Rebecca Clark
Senior Urban Designer
Rebecca has over three years’ experience working in the public sector as an urban designer within the development process and planning policy. Her background in planning underpins a clear understanding of how strong design ideas are translated into deliverable, high-quality places.
Rebecca has experience working within the development management process as a design consultee, providing written, visual, and verbal urban design advice across pre-application, outline, full, and reserved matters stages, and at a range of development scales. This role required a design-led assessment of proposals, informed by a strong awareness of the national shift towards well-designed places and the use of evolving design tools, guidance, and methods.

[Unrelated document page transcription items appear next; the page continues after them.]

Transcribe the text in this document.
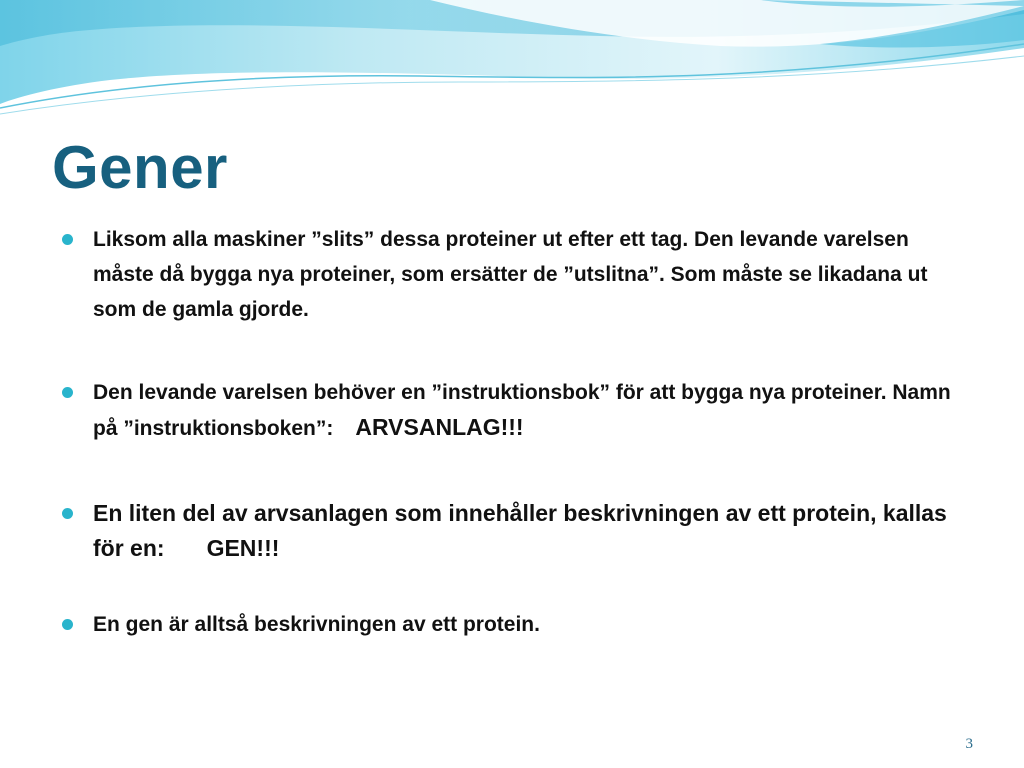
Gener
Liksom alla maskiner ”slits” dessa proteiner ut efter ett tag. Den levande varelsen måste då bygga nya proteiner, som ersätter de ”utslitna”. Som måste se likadana ut som de gamla gjorde.
Den levande varelsen behöver en ”instruktionsbok” för att bygga nya proteiner. Namn på ”instruktionsboken”: ARVSANLAG!!!
En liten del av arvsanlagen som innehåller beskrivningen av ett protein, kallas för en: GEN!!!
En gen är alltså beskrivningen av ett protein.
3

She has a strong background in developing masterplans rooted in thorough urban analysis and a deep understanding of context. Her experience spans early concept planning and spatial strategies through to detailed masterplans, including street sections, movement networks and hierarchies, densities, public realm structure, built form, and character areas. Her work focuses on creating coherent, responsive environments that establish and sustain a strong sense of place over time.

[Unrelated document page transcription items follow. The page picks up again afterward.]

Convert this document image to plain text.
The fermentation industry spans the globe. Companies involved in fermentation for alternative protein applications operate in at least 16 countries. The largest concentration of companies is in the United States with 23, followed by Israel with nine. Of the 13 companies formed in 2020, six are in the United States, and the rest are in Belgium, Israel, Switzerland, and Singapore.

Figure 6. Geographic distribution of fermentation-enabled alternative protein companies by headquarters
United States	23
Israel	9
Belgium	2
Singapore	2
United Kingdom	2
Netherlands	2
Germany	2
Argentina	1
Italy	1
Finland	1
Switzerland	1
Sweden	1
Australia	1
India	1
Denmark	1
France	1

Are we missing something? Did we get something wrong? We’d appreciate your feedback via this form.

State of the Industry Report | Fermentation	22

Rebecca has worked across a wide range of scales and uses, from mixed-use urban regeneration and housing-led extensions to historically sensitive interventions and additions. She has experience leading and contributing to public consultation, working closely with local communities, stakeholders, and multidisciplinary teams to ensure proposals are shaped by local voices and everyday experience. Alongside this, she has reviewed design policies and identified opportunities within emerging design frameworks to strengthen placemaking outcomes.
I believe that urban design is the process that creates a built environment that supports healthy, happy lifestyles, reconnects us with nature, and adapts to climate change, shaping resilient, joyful places where people and nature interact over time.